Scontro tra Renzi e Monti sull'Europa e Brunetta fa ironia su Twitter con l'hashtag #quandodicesfiga
Scontro tra il premier Matteo Renzi e l'ex capo del Governo, Mario Monti, in Senato, alla vigilia del Consiglio europeo in programma a Bruxelles. Se il primo, nel corso della consueta informativa che precede tutti i vertici, è tornato a criticare duramente i partner europei, il secondo ha ribattuto che "c'è evidenza dei primi effetti negativi" di questa campagna lanciata da Roma all'indirizzo di Bruxelles e di Berlino ormai dall'ottobre scorso.
"Lei rischia di far fare passi indietro all'Europa", ha detto Monti prendendo la parola al termine del discorso.
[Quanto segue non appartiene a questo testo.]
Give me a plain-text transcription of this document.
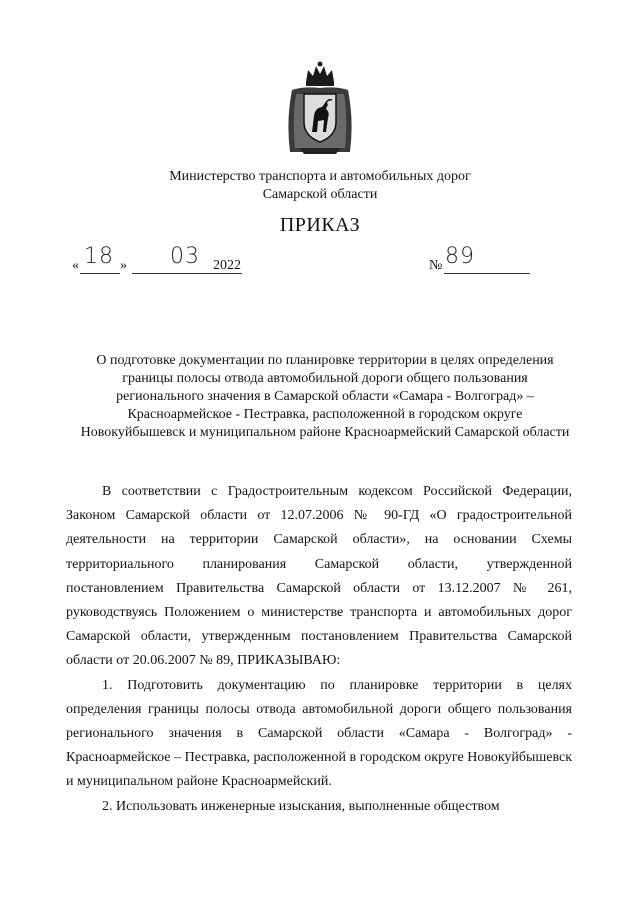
Министерство транспорта и автомобильных дорог
Самарской области
ПРИКАЗ
« 18 » 03 2022	№ 89
О подготовке документации по планировке территории в целях определения
границы полосы отвода автомобильной дороги общего пользования
регионального значения в Самарской области «Самара - Волгоград» –
Красноармейское - Пестравка, расположенной в городском округе
Новокуйбышевск и муниципальном районе Красноармейский Самарской области

В соответствии с Градостроительным кодексом Российской Федерации, Законом Самарской области от 12.07.2006 № 90-ГД «О градостроительной деятельности на территории Самарской области», на основании Схемы территориального планирования Самарской области, утвержденной постановлением Правительства Самарской области от 13.12.2007 № 261, руководствуясь Положением о министерстве транспорта и автомобильных дорог Самарской области, утвержденным постановлением Правительства Самарской области от 20.06.2007 № 89, ПРИКАЗЫВАЮ:

1. Подготовить документацию по планировке территории в целях определения границы полосы отвода автомобильной дороги общего пользования регионального значения в Самарской области «Самара - Волгоград» - Красноармейское – Пестравка, расположенной в городском округе Новокуйбышевск и муниципальном районе Красноармейский.

2. Использовать инженерные изыскания, выполненные обществом
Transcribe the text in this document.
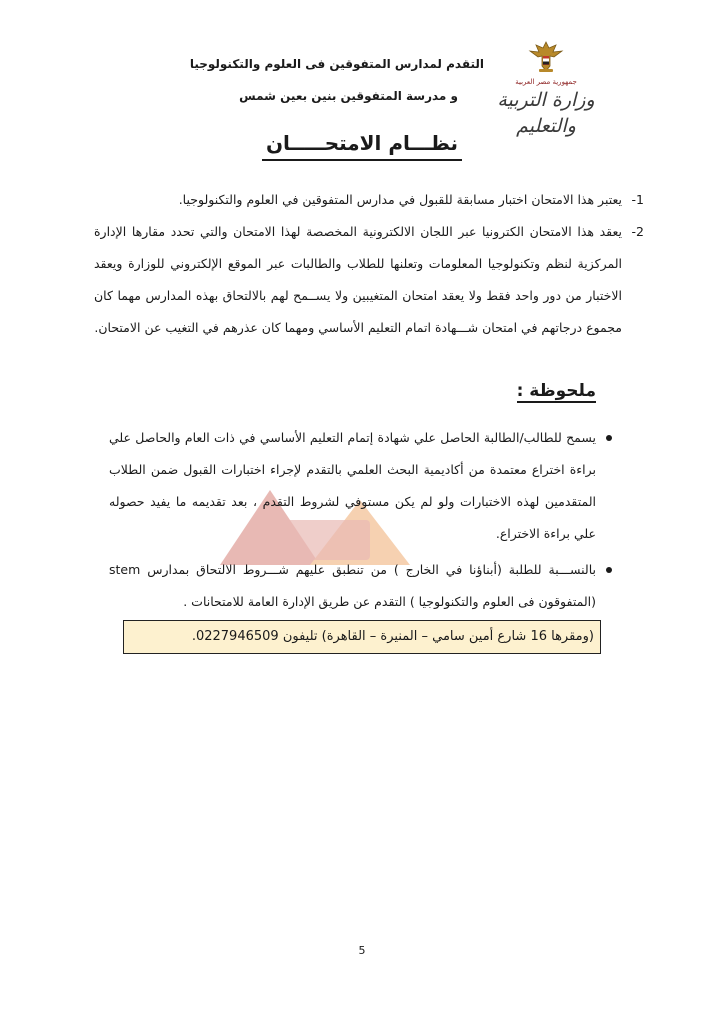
جمهورية مصر العربية
وزارة التربية والتعليم
التقدم لمدارس المتفوقين فى العلوم والتكنولوجيا
و مدرسة المتفوقين بنين بعين شمس
نظـــام الامتحـــــان
-1
يعتبر هذا الامتحان اختبار مسابقة للقبول في مدارس المتفوقين في العلوم والتكنولوجيا.
-2
يعقد هذا الامتحان الكترونيا عبر اللجان الالكترونية المخصصة لهذا الامتحان والتي تحدد مقارها الإدارة المركزية لنظم وتكنولوجيا المعلومات وتعلنها للطلاب والطالبات عبر الموقع الإلكتروني للوزارة ويعقد الاختبار من دور واحد فقط ولا يعقد امتحان المتغيبين ولا يســمح لهم بالالتحاق بهذه المدارس مهما كان مجموع درجاتهم في امتحان شـــهادة اتمام التعليم الأساسي ومهما كان عذرهم في التغيب عن الامتحان.
ملحوظة :
يسمح للطالب/الطالبة الحاصل علي شهادة إتمام التعليم الأساسي في ذات العام والحاصل علي براءة اختراع معتمدة من أكاديمية البحث العلمي بالتقدم لإجراء اختبارات القبول ضمن الطلاب المتقدمين لهذه الاختبارات ولو لم يكن مستوفي لشروط التقدم ، بعد تقديمه ما يفيد حصوله علي براءة الاختراع.
بالنســـبة للطلبة (أبناؤنا في الخارج ) من تنطبق عليهم شـــروط الالتحاق بمدارس stem (المتفوقون فى العلوم والتكنولوجيا ) التقدم عن طريق الإدارة العامة للامتحانات .
(ومقرها 16 شارع أمين سامي – المنيرة – القاهرة) تليفون 0227946509.
5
E ha accusato: "Lei non manca occasione per denigrare le modalità concrete di esistenza dell'Unione europea. Questo - ha aggiunto - sta introducendo negli italiani, soprattutto quelli che sentono il suo fascino e tendono a seguirla, una pericolosissima alienazione rispetto all'Europa".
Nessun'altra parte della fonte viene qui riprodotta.